What is "switched neutral"?

General appliance wiring looks like this:

switched live

This is "switched Live" and is the preferred way to do it because once you switch it off, the appliance is not connected to high voltage. It's safe for servicing without risk of a shock.

In case you put the switch on the neutral line instead of live, that case becomes "switched neutral" as shown below:

switched neutral

In this case, you need to be extra careful while servicing the appliance. Even if the switch is turned off, the appliance will get a high voltage and there is a risk of electrical shock. Make sure you turn the live MCB off before servicing to avoid a shock.


It's a switch in the neutral wire, instead of the hot/live/phase wire.

It is generally considered to be a bad thing, as turning the switch off turns off the appliance, but there is still a live feed to the appliance. This presents a shock risk to anybody replacing lamps or servicing an appliance.


Some other answers have very clearly, with nice diagrams, explained the what but not really the why.

A typical lighting fixture (or other appliance in US 120V design) has 3 connections:

  • Hot
  • Neutral
  • Ground

The important thing is that ground and neutral are bonded in the main panel. That means that, if everything is wired correctly, you could stick a wet finger from one hand on neutral and a wet finger from the other hand on ground and have no problems whatsoever. Of course, this is highly NOT RECOMMENDED, but the point is that the safety design allows for it.

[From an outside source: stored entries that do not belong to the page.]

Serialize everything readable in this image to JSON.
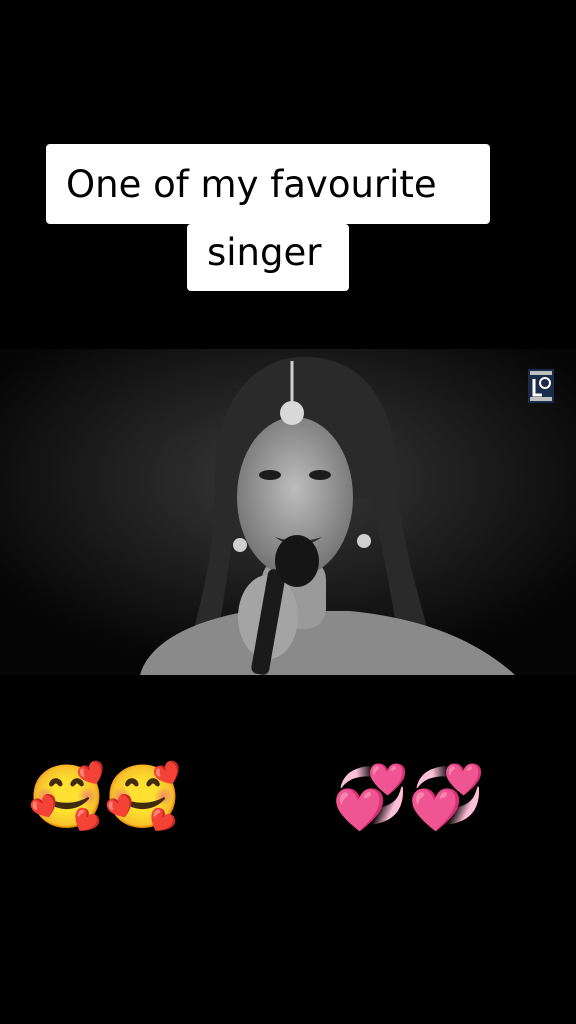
{
  "caption": {
    "line1": "One of my favourite",
    "line2": "singer"
  },
  "video": {
    "content": "singer-photo",
    "channel_logo_icon": "channel-logo-icon"
  },
  "emojis": [
    "🥰",
    "🥰",
    "😍",
    "😍",
    "💞",
    "💞"
  ],
  "colors": {
    "background": "#000000",
    "caption_background": "#ffffff",
    "caption_text": "#000000"
  }
}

If hot is switched then at the device hot is "nothing" and neutral and ground are "the same", so shorting everything together (with your hand or a screwdriver or whatever) will have no effect.

If only neutral is switched then at the device neutral is "nothing" but hot and ground are 120V apart. Meaning that if you short everything together with a screwdriver then you will get sparks. And if you short everything together with your hand then you will get something in the range of:

  • Tingle - bad but no harm
  • Ouch - pull hand away, little harm
  • Yikes - pull hand away, fall off ladder, sprain or break something
  • Aghh!!!! - pull hand away, fall off ladder, major injury
  • #()$@)$#A - can't pull hand away....

So switching hot instead of neutral is a really important thing.

All that being said, the safest thing for anything more than just "change a light bulb" is always to flip the breaker or remove the fuse so that you not only are sure to have hot "off" but also avoid someone coming in to the room where you are working and saying "oh it seems dark, let me turn on the light so you can see what you are doing", resulting in one of the items listed above.

In fact, there are additional requirements that for hardwired loads in certain circumstances, there has to be a way to lock out the breaker so that if someone is working in one location and flips the breaker in a different room that controls the circuit, nobody can accidentally reset the breaker. But such extremes are not normally needed for "change a light bulb on a circuit with a switch in sight".